Si de algo se le podía “acusar” (así, entre comillas), era de no ser especialmente expresivo. En los seis años de matrimonio quizá sólo le dijo que le quería en sus aniversarios, tras el nacimiento de su único hijo y cada noche antes de dormirse.

A la hora de hacer el amor casi era imposible arrancarle un gesto o un sonrisa, de hecho nunca lo vio siquiera parpadear.

En tres ocasiones reconoció lo guapa que estaba. En tres ocasiones que recordara durante casi media década.

De alguna manera fue su principal argumento cuando rompió la relación: “Necesito a alguien que me diga que me quiere, que me hable de amor, que me haga sentir querida”, le dijo, pero ni siquiera ahí mostró tener más sangre en las venas de la que podría tener en la camisa.

Había conocido a un chico que no hacía más que decirle lo guapa que era, lo inteligente que era, lo apasionada que era, y todo lo que la quería, y con las cosas así no había comparación posible, tenía que dejarlo. Ella necesitaba alguien mucho más entregado, que se diera cuenta de que ella estaba y era mucho más.

Diez meses después las cosas habían cambiado. Seguía con aquel chico, y aunque el discurso era el mismo descubrió que ya dudaba del contenido.

Le decía que la quería una docena de veces al día, pero nunca llegaba temprano a casa por estar un ratito más con ella; y aunque mostraba una pasión desmedida en la cama, le faltaba tiempo para levantarse a comer algo frente al televisor; cierto es que no había día que no reconociera lo guapa que se ponía al salir de casa, pero no tenía problema en mirar y comentar lo guapas que iban otras mujeres, incluso los días más especiales entre ellos.

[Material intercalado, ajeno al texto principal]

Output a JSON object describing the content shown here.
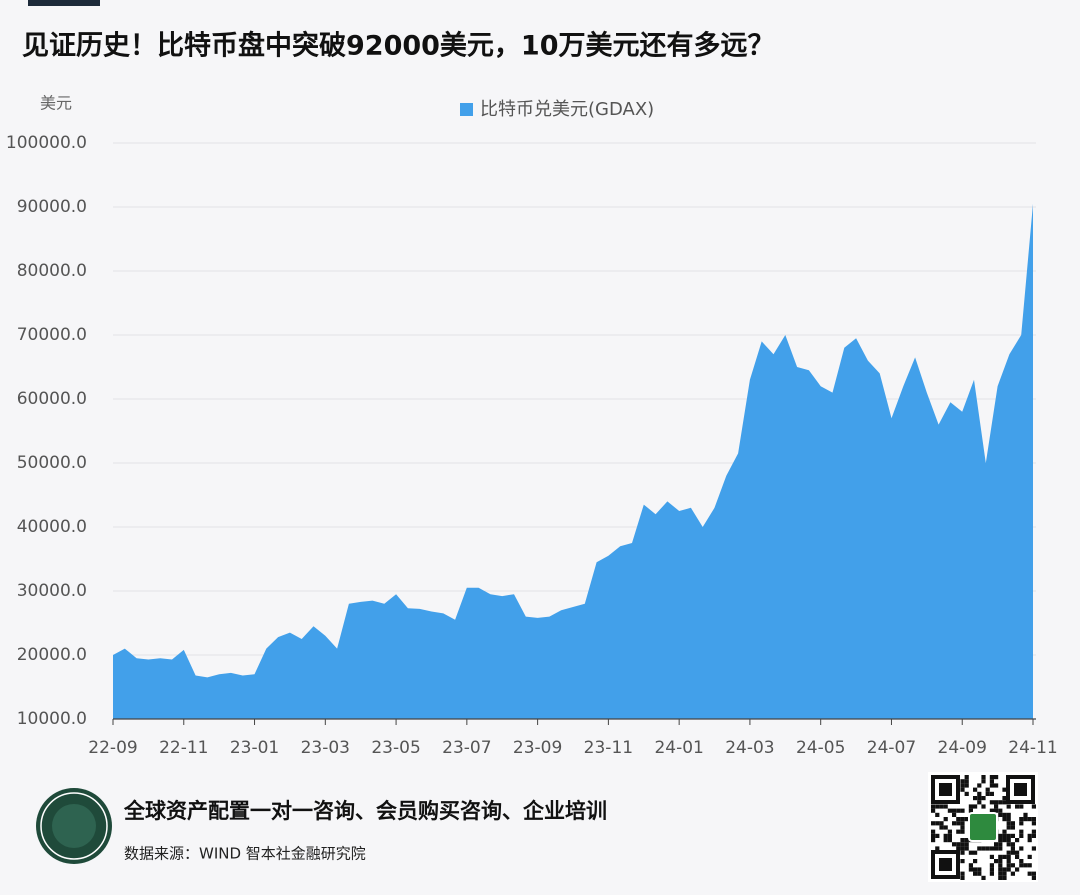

Ahora, frente al mar, el lectura sobre su primer marido no era igual que hace unos meses cuando lo dejó. Cierto es que no le decía te quiero a menudo, pero ahora reconocía que la abrazaba en cada momento que tenía oportunidad; y si bien no le dijo mucho lo guapa que estaba, nunca miró a otra mujer ni hizo comentario alguno sobre nadie que no fuera ella, incluso cuando en las reuniones de amigos discutían sobre bellezas de cine él insistía en que ninguna con su mujer; y si era cierto que mantenía un brutal silencio tras el sexo, no lo era menos que transmitía con sus abrazos una ternura que ahora echaba de menos.

Frente al mar no se arrepentía tanto de haberle dejado como de no haber sabido interpretar las señales, de entender tarde los signos que le había dibujado, de reconocer la grandeza sólo cuando la hubo perdido.